In
ls -d ./foldername/*.{a,b,}test
{a,b,...} is not a glob operator, that's brace expansion, that's first expanded to:
ls -d ./foldername/*.atest ./foldername/*.btest ./foldername/*.test
And each glob expanded individually, and if any glob doesn't match, the command is cancelled as you'd expect in zsh (or fish; in bash, you need the failglob option to get a similar behaviour).
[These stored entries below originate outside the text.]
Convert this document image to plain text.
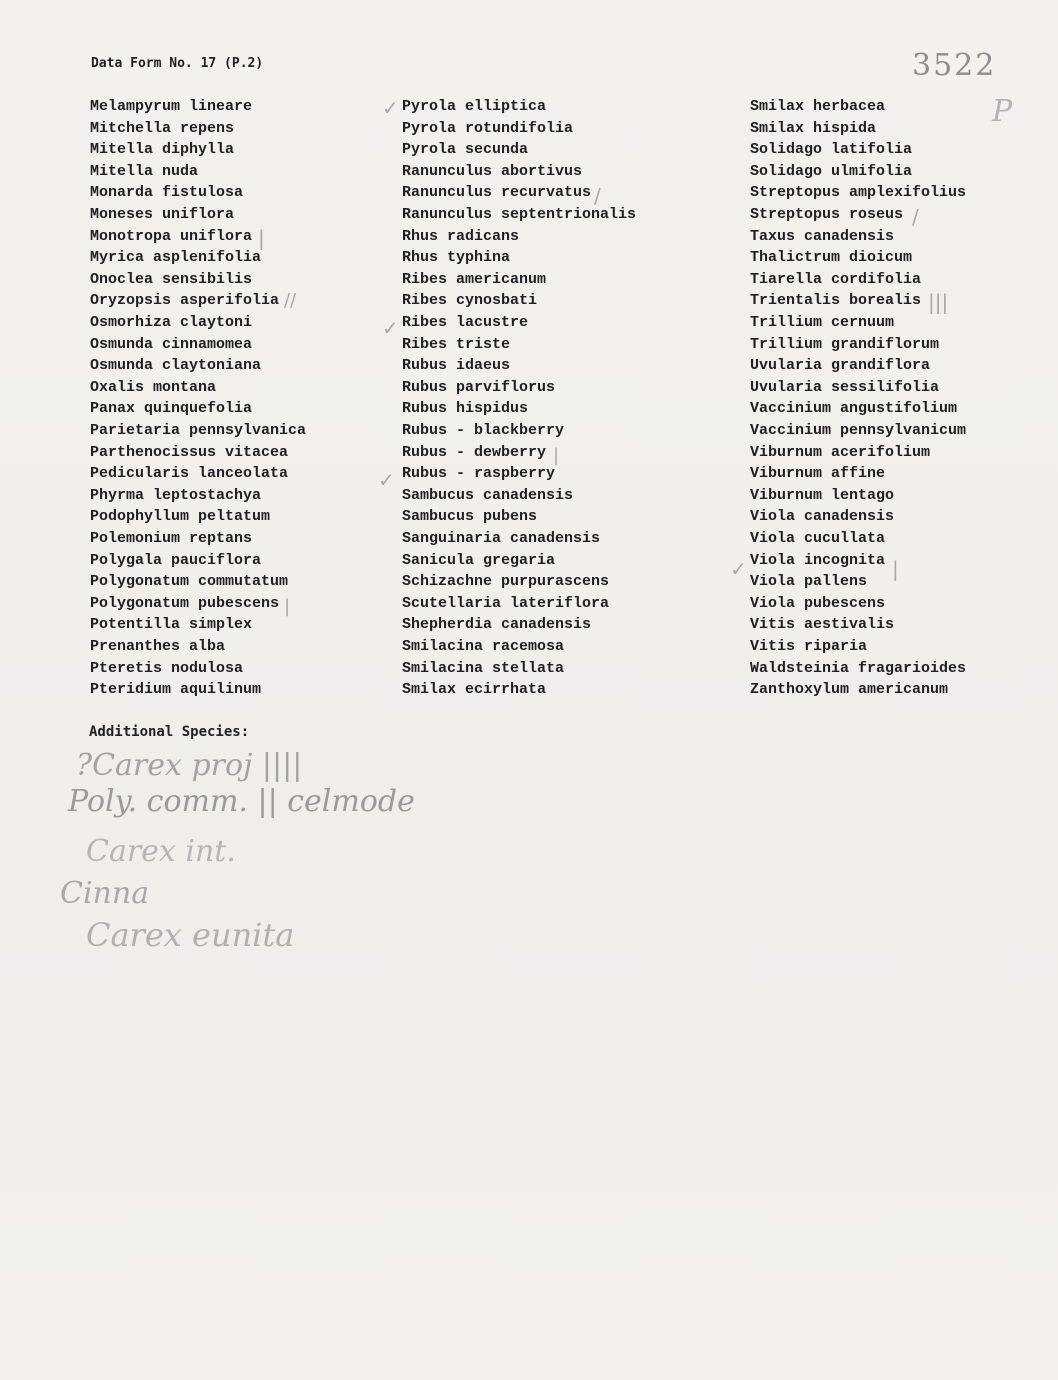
Data Form No. 17 (P.2)	3522
P
Melampyrum lineare
Mitchella repens
Mitella diphylla
Mitella nuda
Monarda fistulosa
Moneses uniflora
Monotropa uniflora
Myrica asplenifolia
Onoclea sensibilis
Oryzopsis asperifolia
Osmorhiza claytoni
Osmunda cinnamomea
Osmunda claytoniana
Oxalis montana
Panax quinquefolia
Parietaria pennsylvanica
Parthenocissus vitacea
Pedicularis lanceolata
Phyrma leptostachya
Podophyllum peltatum
Polemonium reptans
Polygala pauciflora
Polygonatum commutatum
Polygonatum pubescens
Potentilla simplex
Prenanthes alba
Pteretis nodulosa
Pteridium aquilinum
Pyrola elliptica
Pyrola rotundifolia
Pyrola secunda
Ranunculus abortivus
Ranunculus recurvatus
Ranunculus septentrionalis
Rhus radicans
Rhus typhina
Ribes americanum
Ribes cynosbati
Ribes lacustre
Ribes triste
Rubus idaeus
Rubus parviflorus
Rubus hispidus
Rubus - blackberry
Rubus - dewberry
Rubus - raspberry
Sambucus canadensis
Sambucus pubens
Sanguinaria canadensis
Sanicula gregaria
Schizachne purpurascens
Scutellaria lateriflora
Shepherdia canadensis
Smilacina racemosa
Smilacina stellata
Smilax ecirrhata
Smilax herbacea
Smilax hispida
Solidago latifolia
Solidago ulmifolia
Streptopus amplexifolius
Streptopus roseus
Taxus canadensis
Thalictrum dioicum
Tiarella cordifolia
Trientalis borealis
Trillium cernuum
Trillium grandiflorum
Uvularia grandiflora
Uvularia sessilifolia
Vaccinium angustifolium
Vaccinium pennsylvanicum
Viburnum acerifolium
Viburnum affine
Viburnum lentago
Viola canadensis
Viola cucullata
Viola incognita
Viola pallens
Viola pubescens
Vitis aestivalis
Vitis riparia
Waldsteinia fragarioides
Zanthoxylum americanum
|
//
|
✓
/
✓
|
✓
/
|||
✓	|
Additional Species:
?Carex proj ||||
Poly. comm. || celmode
Carex int.
Cinna
Carex eunita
Here, you'd want to use a single glob that matches all those files, and only cancel the command if that one glob didn't match any file:
ls -d ./foldername/*.(a|b|)test
You don't want to use nullglob, as if none of the globs matched, it would run ls without arguments, so list the current directory. cshnullglob is better in that regard as it removes non-matching globs but still cancels the command if all the globs fail to match.
You wouldn't want to use nonomatch, as that would give you the broken behaviour of bash which would be a shame.
For a glob alternative that works in both zsh and bash, you could use the ksh globs (set -o kshglob in zsh and shopt -s extglob in bash).
Then, you'd do:
ls -d ./foldername/*.@(a|b|)test
or:
ls -d ./foldername/*.?([ab])test
Add the failglob option in bash to avoid the glob being passed literally to ls when it doesn't match.